MANILA - Ransomware attacks could become more frequent than in 2024, a cybersecurity solutions company warned on Tuesday.

Fortinet sees the rapid digital evolution creating opportunities for bad actors to perform cybercrime against organizations.

A survey conducted by the IDC showed almost 56 percent of organizations reported at least twice an increase in the number of ransomware attacks.

Fortinet Vice President of Marketing and Communications in Asia Rashish Pandey said ransomware is now even offered as a service by criminal groups.

“In the past, it used to be that I have locked your system, you give me money and I give you access to data. But now it has advanced even more. What we are seeing now is even if you give the money, they will extract the data and sent outside, or even if you give the money, they will not give your data and just delete it,” Pandey said.

Rashish emphasized that as technology gets more sophisticated, bad actors are also finding more gateways to get information through social engineering, phishing attacks, and hacking IT infrastructure.

Aside from ransomware, other common cyberthreats in the Philippines this year include phishing, identity theft, patching vulnerabilities, and insider threats.

As remote work became a trend since the COVID-19 pandemic, experts also sees it as a cybersecurity concern.

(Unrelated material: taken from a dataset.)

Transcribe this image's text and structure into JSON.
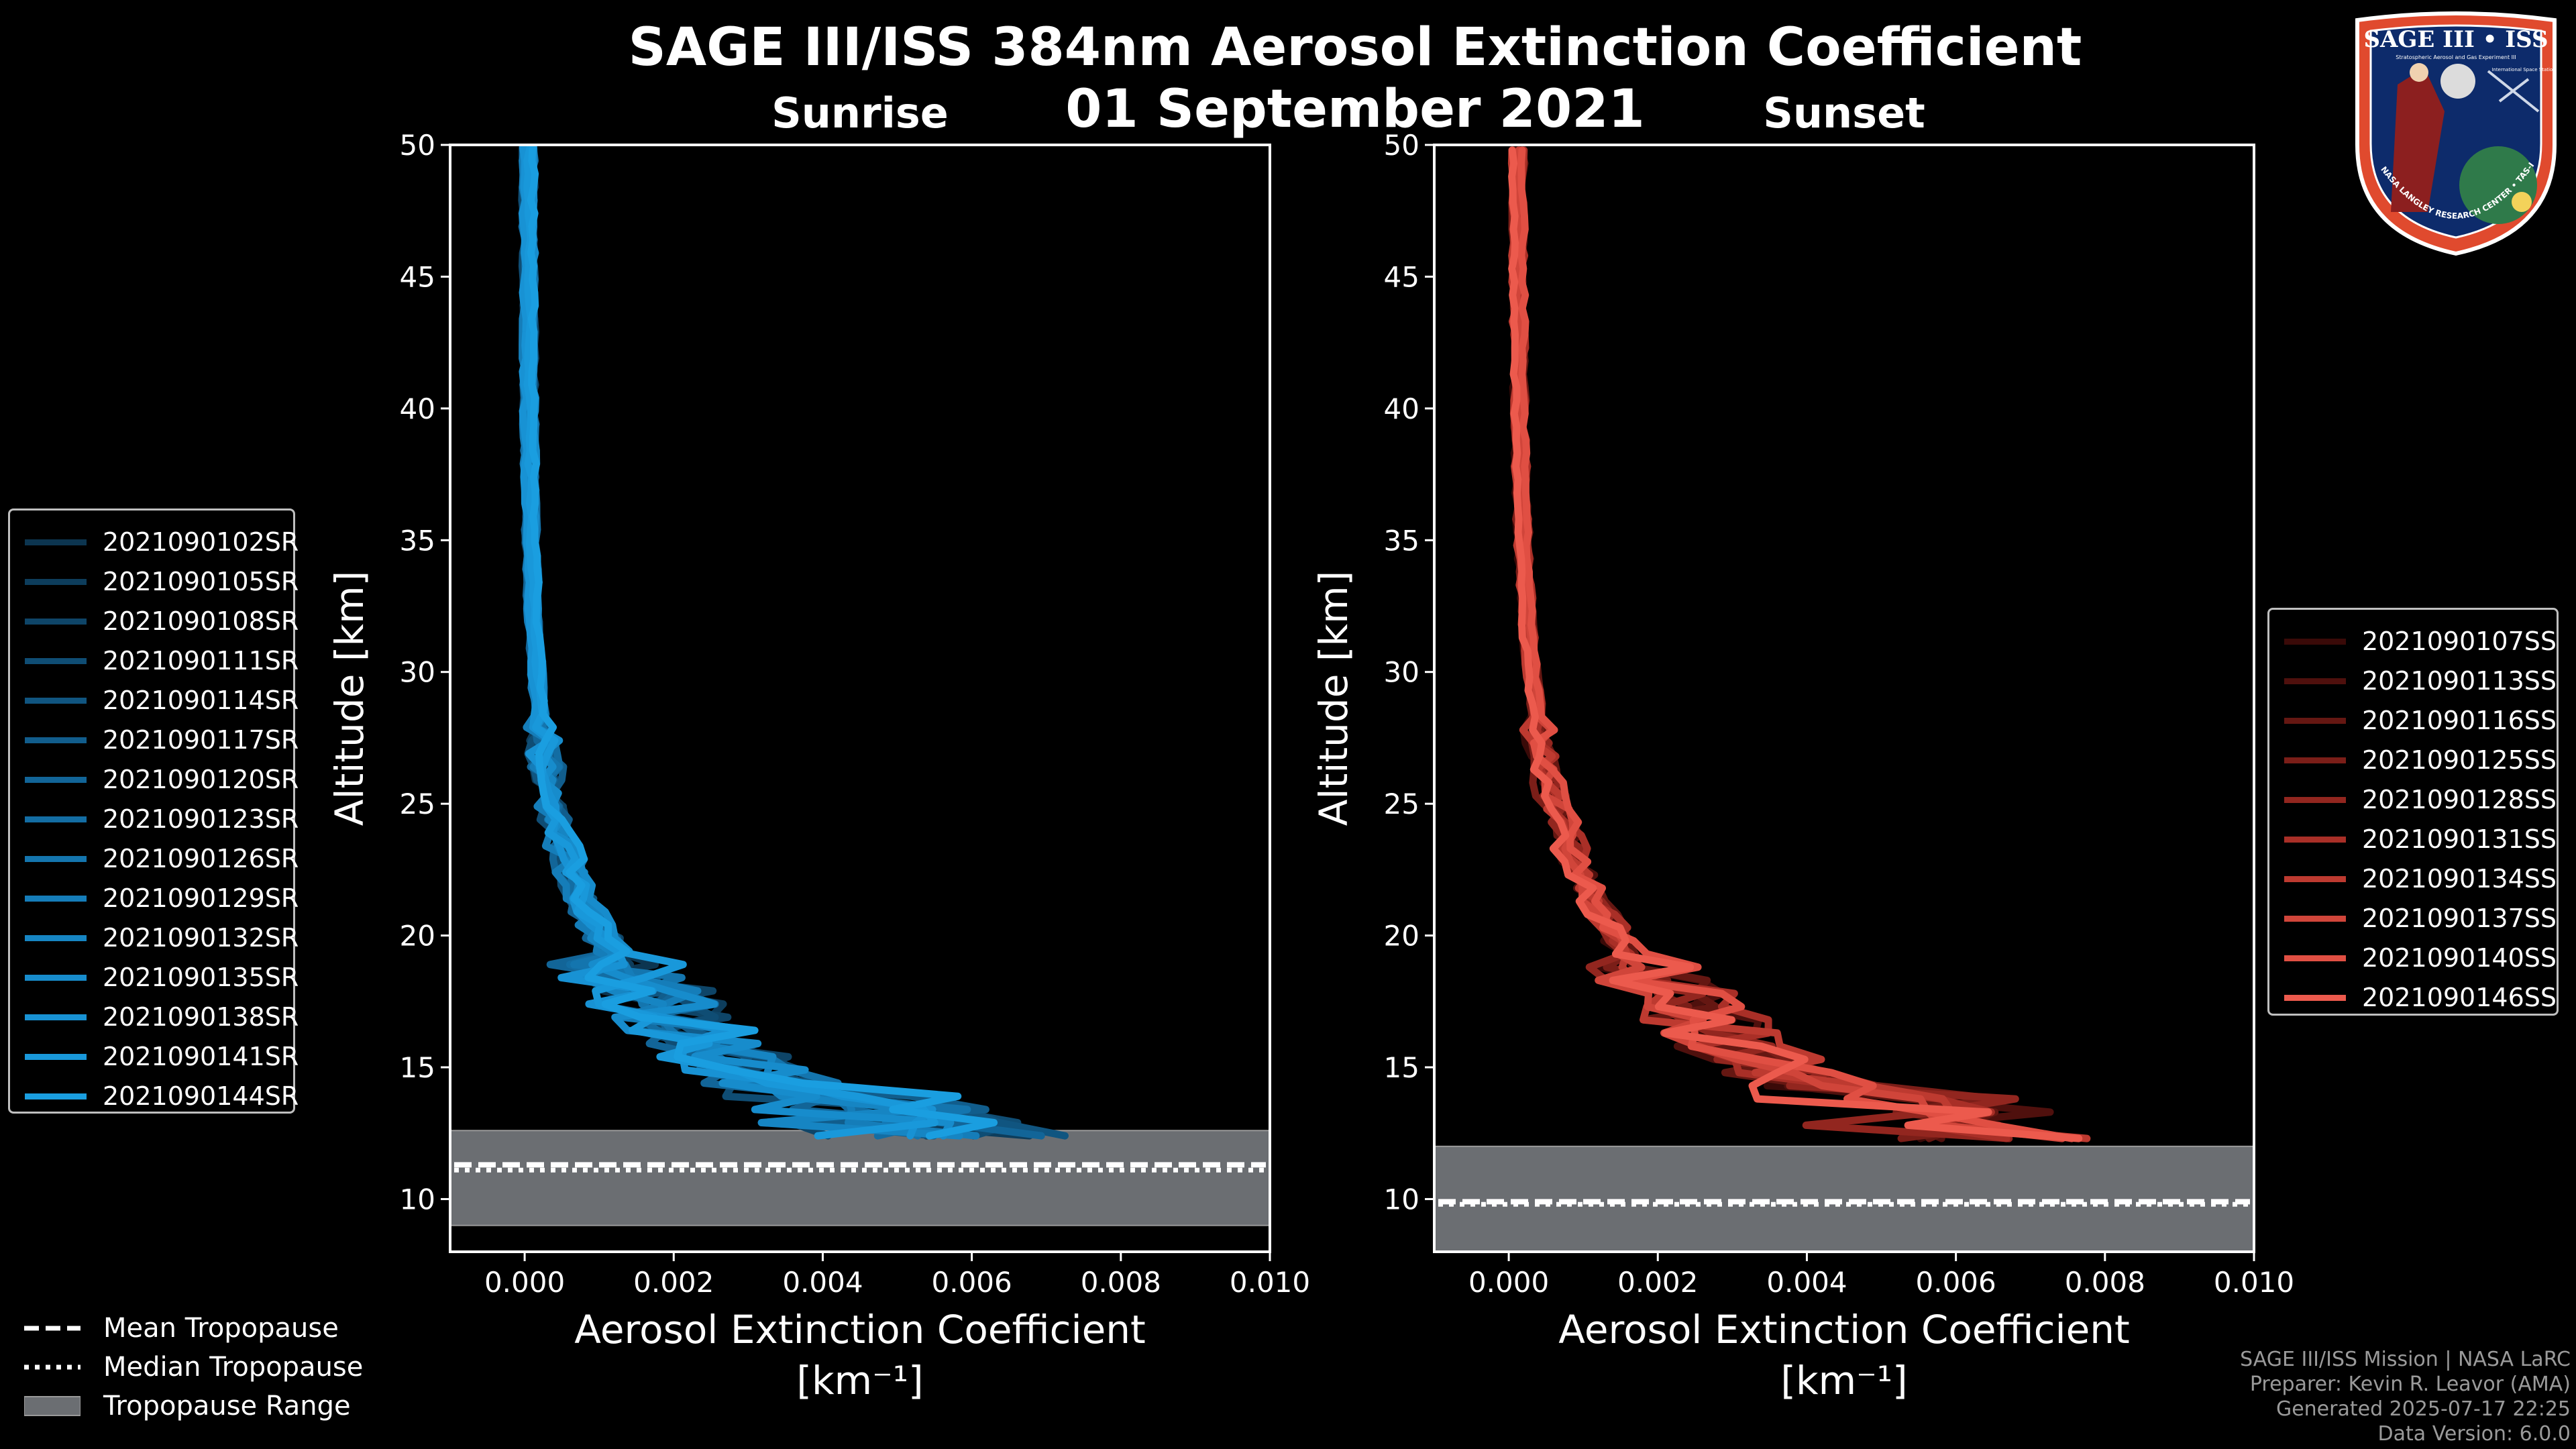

Rashish connected insider threats to remote work as more employees use unsecured public Wi-Fi in cafes, hotels, and other public areas.

Respondents of the survey said insufficient employee training on cybersecurity has led to an increase in insider threats.

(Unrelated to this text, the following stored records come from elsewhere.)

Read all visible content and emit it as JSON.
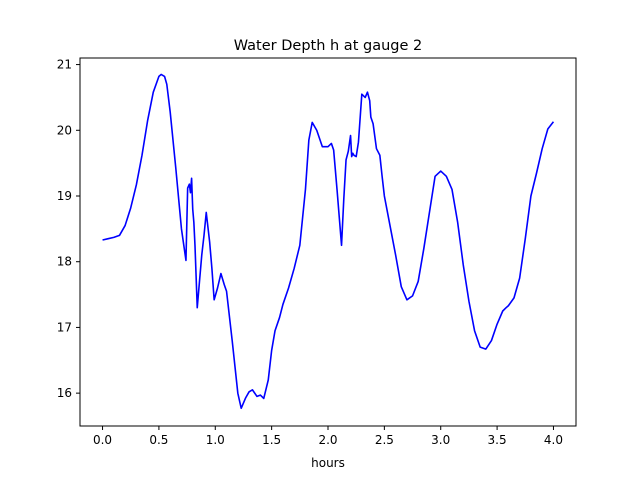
{
  "chart_data": {
    "type": "line",
    "title": "Water Depth h at gauge 2",
    "xlabel": "hours",
    "ylabel": "",
    "xlim": [
      -0.2,
      4.2
    ],
    "ylim": [
      15.5,
      21.1
    ],
    "xticks": [
      0.0,
      0.5,
      1.0,
      1.5,
      2.0,
      2.5,
      3.0,
      3.5,
      4.0
    ],
    "xtick_labels": [
      "0.0",
      "0.5",
      "1.0",
      "1.5",
      "2.0",
      "2.5",
      "3.0",
      "3.5",
      "4.0"
    ],
    "yticks": [
      16,
      17,
      18,
      19,
      20,
      21
    ],
    "ytick_labels": [
      "16",
      "17",
      "18",
      "19",
      "20",
      "21"
    ],
    "grid": false,
    "line_color": "#0000ff",
    "series": [
      {
        "x": [
          0.0,
          0.05,
          0.1,
          0.15,
          0.2,
          0.25,
          0.3,
          0.35,
          0.4,
          0.45,
          0.5,
          0.52,
          0.55,
          0.57,
          0.6,
          0.65,
          0.7,
          0.74,
          0.755,
          0.77,
          0.78,
          0.79,
          0.8,
          0.81,
          0.82,
          0.84,
          0.86,
          0.88,
          0.9,
          0.92,
          0.93,
          0.95,
          0.97,
          0.99,
          1.02,
          1.05,
          1.08,
          1.1,
          1.15,
          1.2,
          1.23,
          1.27,
          1.3,
          1.33,
          1.37,
          1.4,
          1.43,
          1.47,
          1.5,
          1.53,
          1.57,
          1.6,
          1.65,
          1.7,
          1.75,
          1.8,
          1.83,
          1.86,
          1.9,
          1.95,
          2.0,
          2.03,
          2.05,
          2.08,
          2.12,
          2.14,
          2.16,
          2.18,
          2.2,
          2.21,
          2.22,
          2.23,
          2.25,
          2.27,
          2.3,
          2.33,
          2.35,
          2.37,
          2.38,
          2.4,
          2.43,
          2.46,
          2.48,
          2.5,
          2.55,
          2.6,
          2.65,
          2.7,
          2.75,
          2.8,
          2.85,
          2.9,
          2.95,
          3.0,
          3.05,
          3.1,
          3.15,
          3.2,
          3.25,
          3.3,
          3.35,
          3.4,
          3.45,
          3.5,
          3.55,
          3.58,
          3.6,
          3.65,
          3.7,
          3.75,
          3.8,
          3.85,
          3.9,
          3.95,
          4.0
        ],
        "values": [
          18.33,
          18.35,
          18.37,
          18.4,
          18.55,
          18.82,
          19.17,
          19.62,
          20.15,
          20.58,
          20.82,
          20.85,
          20.82,
          20.7,
          20.28,
          19.42,
          18.5,
          18.02,
          19.12,
          19.18,
          19.05,
          19.27,
          18.8,
          18.6,
          18.25,
          17.3,
          17.7,
          18.1,
          18.4,
          18.75,
          18.6,
          18.3,
          17.9,
          17.42,
          17.6,
          17.82,
          17.65,
          17.55,
          16.8,
          16.0,
          15.77,
          15.93,
          16.02,
          16.05,
          15.95,
          15.97,
          15.92,
          16.2,
          16.65,
          16.95,
          17.15,
          17.35,
          17.6,
          17.9,
          18.25,
          19.1,
          19.85,
          20.12,
          20.0,
          19.75,
          19.75,
          19.8,
          19.7,
          19.1,
          18.25,
          18.95,
          19.55,
          19.68,
          19.92,
          19.6,
          19.65,
          19.62,
          19.6,
          19.82,
          20.55,
          20.5,
          20.58,
          20.45,
          20.2,
          20.1,
          19.72,
          19.62,
          19.3,
          19.0,
          18.55,
          18.1,
          17.62,
          17.42,
          17.48,
          17.7,
          18.2,
          18.75,
          19.3,
          19.38,
          19.3,
          19.1,
          18.6,
          17.95,
          17.4,
          16.95,
          16.7,
          16.67,
          16.8,
          17.05,
          17.25,
          17.3,
          17.33,
          17.45,
          17.75,
          18.35,
          19.0,
          19.35,
          19.72,
          20.02,
          20.13
        ]
      }
    ]
  }
}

“If they are not trained enough, you send an email from your boss… please click on this… employees are very likely to click on that,” Rashish said.

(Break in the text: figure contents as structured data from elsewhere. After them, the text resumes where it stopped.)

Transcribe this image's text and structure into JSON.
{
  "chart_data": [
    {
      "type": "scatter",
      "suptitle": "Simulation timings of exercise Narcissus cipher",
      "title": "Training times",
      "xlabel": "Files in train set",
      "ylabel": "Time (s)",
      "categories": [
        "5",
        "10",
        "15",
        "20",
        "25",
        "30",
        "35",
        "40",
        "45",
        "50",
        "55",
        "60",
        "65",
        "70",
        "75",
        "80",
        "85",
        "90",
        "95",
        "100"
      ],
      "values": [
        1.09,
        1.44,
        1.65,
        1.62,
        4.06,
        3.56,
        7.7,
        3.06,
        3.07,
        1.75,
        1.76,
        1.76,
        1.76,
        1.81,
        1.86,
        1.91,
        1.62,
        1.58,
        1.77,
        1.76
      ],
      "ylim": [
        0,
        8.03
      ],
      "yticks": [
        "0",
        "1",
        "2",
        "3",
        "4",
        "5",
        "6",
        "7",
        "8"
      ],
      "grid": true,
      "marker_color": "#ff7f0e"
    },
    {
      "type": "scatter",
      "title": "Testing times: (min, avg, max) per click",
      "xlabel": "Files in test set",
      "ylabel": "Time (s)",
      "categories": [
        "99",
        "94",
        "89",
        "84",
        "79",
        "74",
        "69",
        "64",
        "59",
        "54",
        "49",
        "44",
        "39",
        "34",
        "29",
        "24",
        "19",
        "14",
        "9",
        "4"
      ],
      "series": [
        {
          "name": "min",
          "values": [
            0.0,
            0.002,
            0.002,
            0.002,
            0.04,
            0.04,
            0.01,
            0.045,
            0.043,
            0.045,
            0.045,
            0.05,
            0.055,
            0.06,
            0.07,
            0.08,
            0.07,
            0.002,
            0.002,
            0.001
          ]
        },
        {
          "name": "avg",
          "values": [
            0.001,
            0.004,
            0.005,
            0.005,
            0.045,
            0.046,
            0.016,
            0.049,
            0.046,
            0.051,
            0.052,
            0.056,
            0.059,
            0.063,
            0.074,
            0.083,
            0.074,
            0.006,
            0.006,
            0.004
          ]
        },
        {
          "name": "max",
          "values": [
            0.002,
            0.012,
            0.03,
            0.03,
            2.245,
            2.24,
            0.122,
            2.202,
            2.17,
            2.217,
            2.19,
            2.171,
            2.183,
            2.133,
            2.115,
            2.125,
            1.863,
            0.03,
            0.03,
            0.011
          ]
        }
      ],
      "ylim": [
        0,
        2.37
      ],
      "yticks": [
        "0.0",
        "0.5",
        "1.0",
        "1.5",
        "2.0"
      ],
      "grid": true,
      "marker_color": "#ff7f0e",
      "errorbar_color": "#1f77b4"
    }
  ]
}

The survey also showed 50 percent of businesses do not have dedicated resources for cybersecurity teams. For every 195 employees, there is only one security operations professional in service.

IDC’s survey also noted that the average time to detect and remediate an attack takes 21 days. But with a security operations in place, the timeline could be shortened to 18.5 hours.

Meanwhile, Fortinet reported in 2023 that an average breach cost in the Philippines is P55 million.

“What we are seeing though is that the frequency of attacks is increasing. The overall volume of the cost of remediation goes up,” Rashish said.

Fortinet Philippines System Engineer Nap Castillo underscored the importance of investing in a security operations system to mitigate and lessen the time of exposure and cost.

Castillo also advised organizations to take advantage of automated and artificial intelligence-powered security operations solution to detect and respond to threats faster.

“Just type a query and it will automatically show you… You can ask specifically about Fortinet solutions. For example, what response can you recommend for Medusa ransomware using Fortinet solution? It will give you specific products of what to do. We give you a graphical representation of the timeline in terms of the necessary solutions you will need to deploy,” Castillo said.